— Да нет, я в купальнике пойду, — стеснительно щебечет студентка.

Вика останавливается прямо против меня. Я любуюсь ею через дрожащий экран горячего воздуха. Вот она стряхивает с груди хвоинку, вызывающе смотрит на меня, а говорит Насте:

— Ну и напрасно, сушиться потом долго придется, ночи здесь сырые. Или ты Костика стесняешься?

Позирует, рыжая мадонна, поглаживает себя по бедрам. А почему бы и не попозировать с такой-то фигурой?

Настя не решилась снять все, осталась в плавочках, быстро семенит к воде по колючей тропинке, прикрывая ладошками груди. Я понимаю Вику, она хочет сказать: сравни меня с девочкой и еще раз убедись, что я у тебя самая-самая… А я и не хочу Вику ни с кем сравнивать…

Потом мы ели из одного котелка славнейшую тройную уху и запивали ее сухим вином. Настя опьянела. Всхлипывая, она в сотый раз повторяла, что никогда не встречала таких чудесных людей, которые из-за нее многим жертвуют, терпят неудобства.

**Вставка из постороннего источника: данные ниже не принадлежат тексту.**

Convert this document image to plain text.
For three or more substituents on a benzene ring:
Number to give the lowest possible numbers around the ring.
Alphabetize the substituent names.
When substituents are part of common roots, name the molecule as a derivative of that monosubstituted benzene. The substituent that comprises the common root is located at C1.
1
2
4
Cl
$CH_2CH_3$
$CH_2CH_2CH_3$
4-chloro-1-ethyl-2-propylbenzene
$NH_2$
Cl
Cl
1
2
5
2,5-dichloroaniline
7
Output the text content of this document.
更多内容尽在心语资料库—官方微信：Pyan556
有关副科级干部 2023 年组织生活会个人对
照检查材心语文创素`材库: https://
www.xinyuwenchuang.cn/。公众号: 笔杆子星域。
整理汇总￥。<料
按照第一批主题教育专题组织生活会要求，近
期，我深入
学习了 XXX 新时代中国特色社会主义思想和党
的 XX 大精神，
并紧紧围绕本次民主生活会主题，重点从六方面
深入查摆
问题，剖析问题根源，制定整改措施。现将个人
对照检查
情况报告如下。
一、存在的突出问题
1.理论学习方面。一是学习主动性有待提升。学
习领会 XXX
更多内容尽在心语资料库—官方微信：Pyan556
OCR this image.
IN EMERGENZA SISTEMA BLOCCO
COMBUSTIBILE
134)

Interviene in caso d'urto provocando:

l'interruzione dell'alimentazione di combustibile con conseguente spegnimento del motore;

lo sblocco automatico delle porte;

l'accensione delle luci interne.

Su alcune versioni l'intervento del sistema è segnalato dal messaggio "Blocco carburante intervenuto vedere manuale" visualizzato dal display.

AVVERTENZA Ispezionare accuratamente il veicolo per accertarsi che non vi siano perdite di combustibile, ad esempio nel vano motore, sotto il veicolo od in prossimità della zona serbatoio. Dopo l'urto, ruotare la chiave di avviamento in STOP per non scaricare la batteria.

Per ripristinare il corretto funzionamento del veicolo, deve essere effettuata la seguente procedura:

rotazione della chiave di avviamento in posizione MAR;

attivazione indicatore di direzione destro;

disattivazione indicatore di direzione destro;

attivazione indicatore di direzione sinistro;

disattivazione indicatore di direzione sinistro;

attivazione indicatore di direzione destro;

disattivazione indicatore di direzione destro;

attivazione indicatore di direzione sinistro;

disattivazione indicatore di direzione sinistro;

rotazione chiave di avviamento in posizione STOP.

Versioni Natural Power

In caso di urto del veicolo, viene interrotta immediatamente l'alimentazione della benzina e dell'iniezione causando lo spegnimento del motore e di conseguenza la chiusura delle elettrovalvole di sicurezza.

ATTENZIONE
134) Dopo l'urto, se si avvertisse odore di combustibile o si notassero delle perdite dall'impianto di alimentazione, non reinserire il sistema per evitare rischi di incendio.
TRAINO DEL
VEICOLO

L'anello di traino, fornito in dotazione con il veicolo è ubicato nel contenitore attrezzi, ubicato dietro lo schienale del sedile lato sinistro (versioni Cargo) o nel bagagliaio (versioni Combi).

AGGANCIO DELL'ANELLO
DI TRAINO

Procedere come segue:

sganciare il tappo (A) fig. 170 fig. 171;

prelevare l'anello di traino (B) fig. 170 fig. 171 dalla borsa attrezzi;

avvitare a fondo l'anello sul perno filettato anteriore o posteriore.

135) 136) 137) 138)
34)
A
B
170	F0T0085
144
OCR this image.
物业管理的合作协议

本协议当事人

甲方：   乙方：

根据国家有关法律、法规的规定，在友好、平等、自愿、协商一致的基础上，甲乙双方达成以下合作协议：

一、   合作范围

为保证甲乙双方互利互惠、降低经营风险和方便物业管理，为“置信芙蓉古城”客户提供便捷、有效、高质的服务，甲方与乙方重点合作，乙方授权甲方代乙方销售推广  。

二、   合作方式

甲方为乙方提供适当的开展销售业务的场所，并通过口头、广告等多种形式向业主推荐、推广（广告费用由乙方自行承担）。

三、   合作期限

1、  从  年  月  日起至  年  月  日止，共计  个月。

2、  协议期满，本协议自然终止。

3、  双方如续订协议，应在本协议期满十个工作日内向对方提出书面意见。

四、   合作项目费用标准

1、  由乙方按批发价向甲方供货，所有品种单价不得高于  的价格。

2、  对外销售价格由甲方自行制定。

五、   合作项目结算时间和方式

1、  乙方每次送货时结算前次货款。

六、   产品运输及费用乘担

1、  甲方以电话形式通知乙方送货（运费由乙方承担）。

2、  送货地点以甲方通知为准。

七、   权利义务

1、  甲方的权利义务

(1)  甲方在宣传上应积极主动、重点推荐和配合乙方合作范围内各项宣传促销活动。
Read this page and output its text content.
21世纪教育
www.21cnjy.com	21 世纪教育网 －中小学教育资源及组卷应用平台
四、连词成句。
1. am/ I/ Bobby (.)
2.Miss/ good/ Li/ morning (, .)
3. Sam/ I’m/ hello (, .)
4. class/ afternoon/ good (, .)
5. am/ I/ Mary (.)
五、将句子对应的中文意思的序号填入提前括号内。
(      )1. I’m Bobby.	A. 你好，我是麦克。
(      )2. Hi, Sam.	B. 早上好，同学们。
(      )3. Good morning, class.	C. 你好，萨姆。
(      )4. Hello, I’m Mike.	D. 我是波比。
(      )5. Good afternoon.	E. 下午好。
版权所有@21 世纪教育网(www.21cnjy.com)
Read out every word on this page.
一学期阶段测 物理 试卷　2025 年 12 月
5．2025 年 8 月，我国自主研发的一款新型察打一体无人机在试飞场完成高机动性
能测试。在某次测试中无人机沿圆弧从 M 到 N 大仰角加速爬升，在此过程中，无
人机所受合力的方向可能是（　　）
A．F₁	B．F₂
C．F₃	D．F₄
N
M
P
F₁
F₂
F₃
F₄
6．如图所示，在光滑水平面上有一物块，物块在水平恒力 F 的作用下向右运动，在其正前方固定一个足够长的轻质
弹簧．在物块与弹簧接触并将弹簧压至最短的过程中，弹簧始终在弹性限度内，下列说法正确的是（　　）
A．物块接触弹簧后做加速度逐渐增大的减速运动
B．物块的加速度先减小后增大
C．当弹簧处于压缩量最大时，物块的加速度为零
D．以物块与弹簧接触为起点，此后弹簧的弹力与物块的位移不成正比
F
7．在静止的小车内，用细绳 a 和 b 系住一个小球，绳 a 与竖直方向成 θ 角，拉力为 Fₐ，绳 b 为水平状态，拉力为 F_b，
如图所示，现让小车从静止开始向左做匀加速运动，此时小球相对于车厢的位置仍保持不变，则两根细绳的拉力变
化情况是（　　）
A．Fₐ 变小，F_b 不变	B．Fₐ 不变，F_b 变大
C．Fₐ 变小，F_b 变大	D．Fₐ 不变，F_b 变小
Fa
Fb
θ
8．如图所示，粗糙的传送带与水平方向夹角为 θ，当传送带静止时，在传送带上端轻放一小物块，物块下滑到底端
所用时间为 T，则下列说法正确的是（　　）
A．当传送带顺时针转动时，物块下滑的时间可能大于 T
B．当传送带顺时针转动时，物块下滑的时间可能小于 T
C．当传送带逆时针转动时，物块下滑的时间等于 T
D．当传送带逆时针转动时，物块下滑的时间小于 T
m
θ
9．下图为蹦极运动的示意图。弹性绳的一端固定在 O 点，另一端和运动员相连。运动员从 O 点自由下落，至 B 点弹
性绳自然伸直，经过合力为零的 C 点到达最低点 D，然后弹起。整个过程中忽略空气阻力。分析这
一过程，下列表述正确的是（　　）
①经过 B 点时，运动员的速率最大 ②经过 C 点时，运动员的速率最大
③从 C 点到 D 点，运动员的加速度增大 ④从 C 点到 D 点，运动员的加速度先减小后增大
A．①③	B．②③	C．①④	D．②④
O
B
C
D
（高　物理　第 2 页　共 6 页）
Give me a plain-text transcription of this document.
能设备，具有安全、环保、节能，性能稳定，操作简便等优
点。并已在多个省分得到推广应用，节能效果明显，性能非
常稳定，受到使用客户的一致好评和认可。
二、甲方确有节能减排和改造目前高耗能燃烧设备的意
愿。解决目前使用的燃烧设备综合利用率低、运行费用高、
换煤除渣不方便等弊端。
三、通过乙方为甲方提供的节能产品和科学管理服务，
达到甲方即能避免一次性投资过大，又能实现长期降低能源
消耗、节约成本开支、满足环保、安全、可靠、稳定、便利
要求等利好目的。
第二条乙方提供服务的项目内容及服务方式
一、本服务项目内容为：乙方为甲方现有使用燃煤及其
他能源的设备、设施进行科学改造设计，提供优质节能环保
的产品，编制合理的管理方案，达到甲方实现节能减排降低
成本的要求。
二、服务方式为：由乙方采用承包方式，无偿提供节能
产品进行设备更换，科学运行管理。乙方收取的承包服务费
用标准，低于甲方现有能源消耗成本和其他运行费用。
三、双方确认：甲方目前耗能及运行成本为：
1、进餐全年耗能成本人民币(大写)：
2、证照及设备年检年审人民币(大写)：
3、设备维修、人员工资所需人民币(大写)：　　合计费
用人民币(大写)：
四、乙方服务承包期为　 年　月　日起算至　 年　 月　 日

— Вы ведь меня от смерти спасли, Константин! Этот… Эта скотина… Ублюдок… И тут вы ворвались, он вас увидел и упал. Представляешь, Вика, он увидел Константина и упал! Я, сколько буду жить, буду это помнить!

— Ты не «выкай» ему, — улыбается хитро Вика. — Вы же ровесники. Выпей на брудершафт, поцелуй его…

Ах Вика, ах ты славная моя ревнивая женщина! Да не буду я ни с кем целоваться, кроме тебя, никто, кроме тебя, мне не нужен!

— Настя, — говорю я, — ты ложись спать, в палатке все уже постелено. Ты забудь, что было! Мы выехали сюда, чтобы поздравить тебя с поступлением в институт, с началом новой жизни, и потому все старое и плохое забудь. Пусть оно к тебе никогда не вернется. Мы с Викой, Настя, тоже начинаем в некотором смысле с нуля, поэтому выпей и за нас… Теперь иди…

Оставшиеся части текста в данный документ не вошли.